Liebres, caracoles… y otros platos.

Nuestro término municipal tiene dos ecosistemas perfectamente definidos -uno de secano y otro de regadío-, lo que hace que sus recursos naturales sean abundantes, y nuestros antepasados siempre supieron sacar el mejor partido de lo que les ofrecía cada temporada del año. Hablaremos primero del aprovechamiento de los animales que se criaban en el campo, y dejaremos para otro momento todo lo relacionado con las plantas autóctonas por ser especialmente extenso.

Uno de los fenómenos que ha ido evolucionando más ha sido el de la caza, que ha adquirido un sentido de entretenimiento casi deportivo, además de llegar a ser una fuente de ingresos nada desdeñable para los Ayuntamientos en forma de impuestos por licencias municipales. En tiempo de nuestros abuelos eran pocos los que tenían escopeta, y la mayoría cazaba con galgo, conformándose con una pieza o dos, que bastaban para comer una vez o echar en escabeche para que se conservara. Por entonces había muchas liebres y muchos conejos, y el campo estaba lleno de bandadas de perdices y codornices, además de las palomas torcaces que iban de paso. Algunos cazaban a lazo, poniéndolos en las camas donde dormían las liebres, y en los nidos cuando estaban empollando codornices, perdices y demás pájaros. Tampoco era de extrañar que alguno contara que había cazado tirándole la cachava a una liebre o un conejo y rompiéndole el espinazo.

Los chicos iban a matar gorriones por las afueras del pueblo o por los plantíos con los tiragomas, y si se les daba bien volvían con una buena partida de pájaros que su madre les freía en la sartén para la merienda.

La costumbre de ir a buscar caracoles por la noche, ayudados de un farol o cualquier ingenio que alumbrara algo, fue siempre una costumbre muy popular en nuestros pueblos. Solían criarse mucho en toda la vega, y se les encontraba fácil en las orillas de los caminos, en los cirates de los arroyos, en las praderas y en cualquier rincón donde creciera un poco de hierba en primavera, que es cuando más abundan. El refrán dice que los mejores son los de abril, y algo peores ya los de mayo. No eran muy grandes, pero bien guisados tienen más sabor que los de otras partes con mayor tamaño.
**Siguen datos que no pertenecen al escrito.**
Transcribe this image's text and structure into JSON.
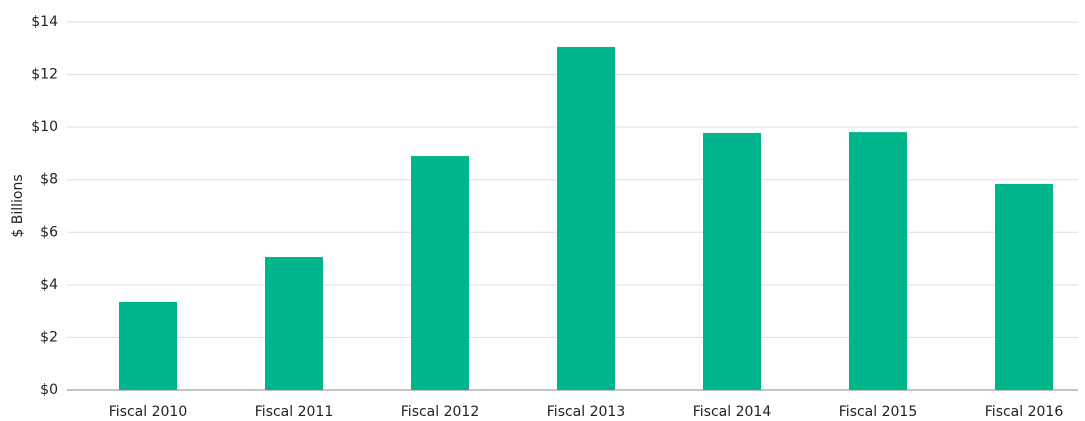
{
  "chart_data": {
    "type": "bar",
    "ylabel": "$ Billions",
    "categories": [
      "Fiscal 2010",
      "Fiscal 2011",
      "Fiscal 2012",
      "Fiscal 2013",
      "Fiscal 2014",
      "Fiscal 2015",
      "Fiscal 2016"
    ],
    "values": [
      3.35,
      5.06,
      8.9,
      13.05,
      9.78,
      9.81,
      7.84
    ],
    "color": "#00b48b",
    "ylim": [
      0,
      14
    ],
    "yticks": [
      {
        "value": 0,
        "label": "$0"
      },
      {
        "value": 2,
        "label": "$2"
      },
      {
        "value": 4,
        "label": "$4"
      },
      {
        "value": 6,
        "label": "$6"
      },
      {
        "value": 8,
        "label": "$8"
      },
      {
        "value": 10,
        "label": "$10"
      },
      {
        "value": 12,
        "label": "$12"
      },
      {
        "value": 14,
        "label": "$14"
      }
    ],
    "grid": true
  }
}
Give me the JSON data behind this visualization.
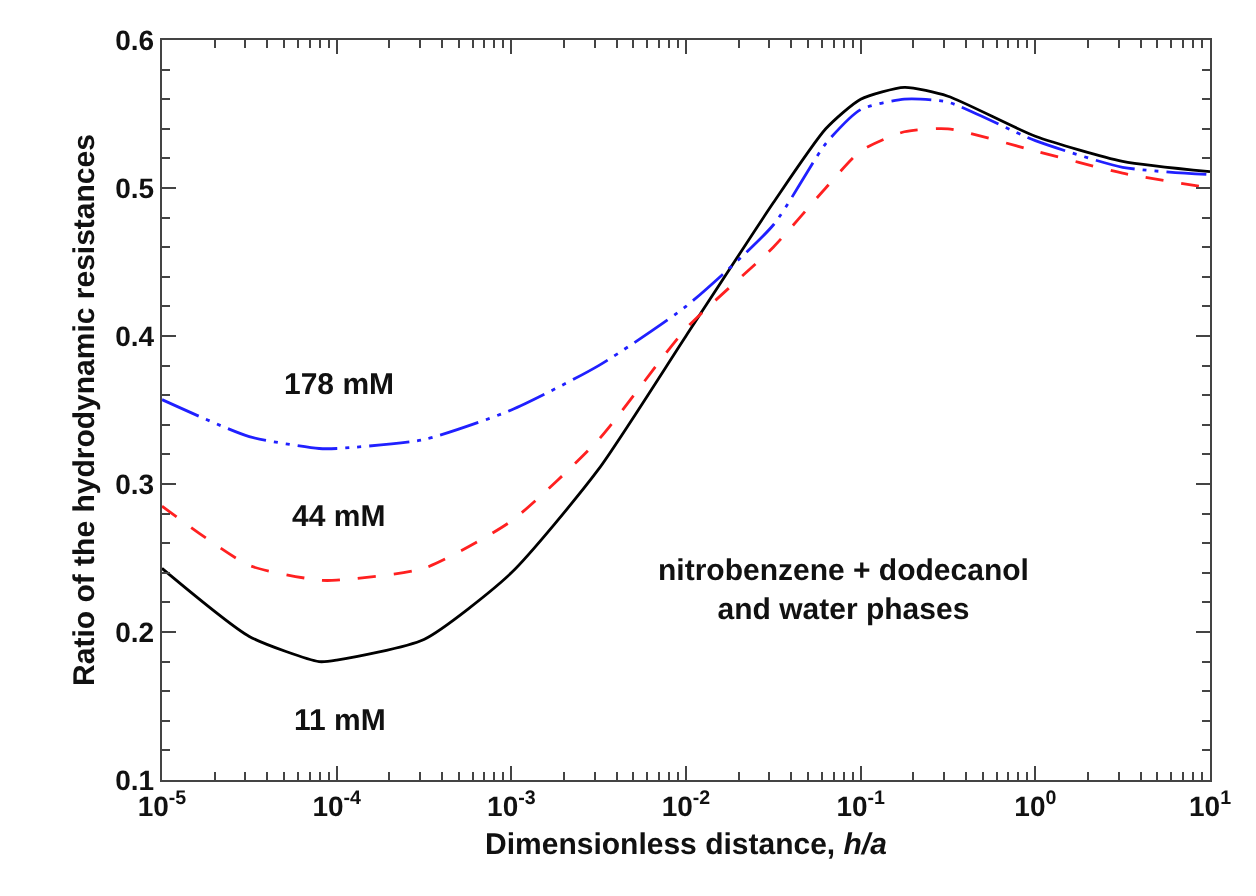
{
  "chart_data": {
    "type": "line",
    "xlabel": "Dimensionless distance, *h/a*",
    "ylabel": "Ratio of the hydrodynamic resistances",
    "x": [
      1e-05,
      3.16e-05,
      7.94e-05,
      0.0001,
      0.000316,
      0.001,
      0.00316,
      0.01,
      0.0316,
      0.0631,
      0.1,
      0.178,
      0.316,
      1,
      3.16,
      10
    ],
    "series": [
      {
        "name": "11 mM",
        "color": "#000000",
        "line_style": "solid",
        "values": [
          0.243,
          0.197,
          0.18,
          0.181,
          0.195,
          0.24,
          0.31,
          0.4,
          0.49,
          0.54,
          0.56,
          0.568,
          0.562,
          0.535,
          0.518,
          0.511
        ]
      },
      {
        "name": "44 mM",
        "color": "#ff2020",
        "line_style": "dashed",
        "values": [
          0.285,
          0.245,
          0.235,
          0.235,
          0.243,
          0.275,
          0.33,
          0.405,
          0.46,
          0.5,
          0.525,
          0.538,
          0.54,
          0.525,
          0.51,
          0.5
        ]
      },
      {
        "name": "178 mM",
        "color": "#2020ff",
        "line_style": "dashdot",
        "values": [
          0.357,
          0.332,
          0.324,
          0.324,
          0.33,
          0.35,
          0.38,
          0.42,
          0.475,
          0.53,
          0.553,
          0.56,
          0.558,
          0.532,
          0.514,
          0.509
        ]
      }
    ],
    "annotations": [
      "nitrobenzene + dodecanol\nand water phases"
    ],
    "log": "x",
    "xlim": [
      1e-05,
      10
    ],
    "xticks": [
      {
        "value": 1e-05,
        "label": "10$^{-5}$"
      },
      {
        "value": 0.0001,
        "label": "10$^{-4}$"
      },
      {
        "value": 0.001,
        "label": "10$^{-3}$"
      },
      {
        "value": 0.01,
        "label": "10$^{-2}$"
      },
      {
        "value": 0.1,
        "label": "10$^{-1}$"
      },
      {
        "value": 1,
        "label": "10$^{0}$"
      },
      {
        "value": 10,
        "label": "10$^{1}$"
      }
    ],
    "ylim": [
      0.1,
      0.6
    ],
    "yticks": [
      {
        "value": 0.1,
        "label": "0.1"
      },
      {
        "value": 0.2,
        "label": "0.2"
      },
      {
        "value": 0.3,
        "label": "0.3"
      },
      {
        "value": 0.4,
        "label": "0.4"
      },
      {
        "value": 0.5,
        "label": "0.5"
      },
      {
        "value": 0.6,
        "label": "0.6"
      }
    ],
    "grid": false,
    "legend": false
  }
}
Los peces de nuestros ríos eran pequeños, pero había quien los pescaba a mortera o con una cesta para que fueran reteniéndose según bajaba la corriente. Lo que había en cantidad eran cangrejos y ratas de agua. Los cangrejos solían cogerse a retel, poniendo un trozo de tocino para que picaran, pero no faltaba el que los cogía a mano sin mucho esfuerzo de tantos como había. Las ratas vivían en cuevas que ellas mismas hacían a la orilla, con una salida al borde del agua y otra hacia las tierras para salir a comer hierba. Se las cazaba con un cepo de hierro puesto en cada boca, y dicen que tenían una carne muy delicada y que hacían muy buena paella.

Finalmente no queremos olvidarnos de las alimañas, como aves carroñeras, zorros y lobos, que estaban perseguidos por los Ayuntamientos y recompensaban con dinero a los que los mataban. Yo recuerdo, siendo pequeño, que alguna vez los mozos pasaban pidiendo por las casas con la piel de un lobo, y los vecinos les daban huevos, morcillas o lo que tuvieran por haberles librado del daño que hacían en las ovejas o donde pegaran.

En aquellos tiempos de economías apuradas y de estrecheces, el aprovechamiento de los recursos naturales que daba el campo era una buena ayuda para las familias, y la gente sabía apreciarlo en todo lo que valía. Todavía quedan muchos que lo recuerdan.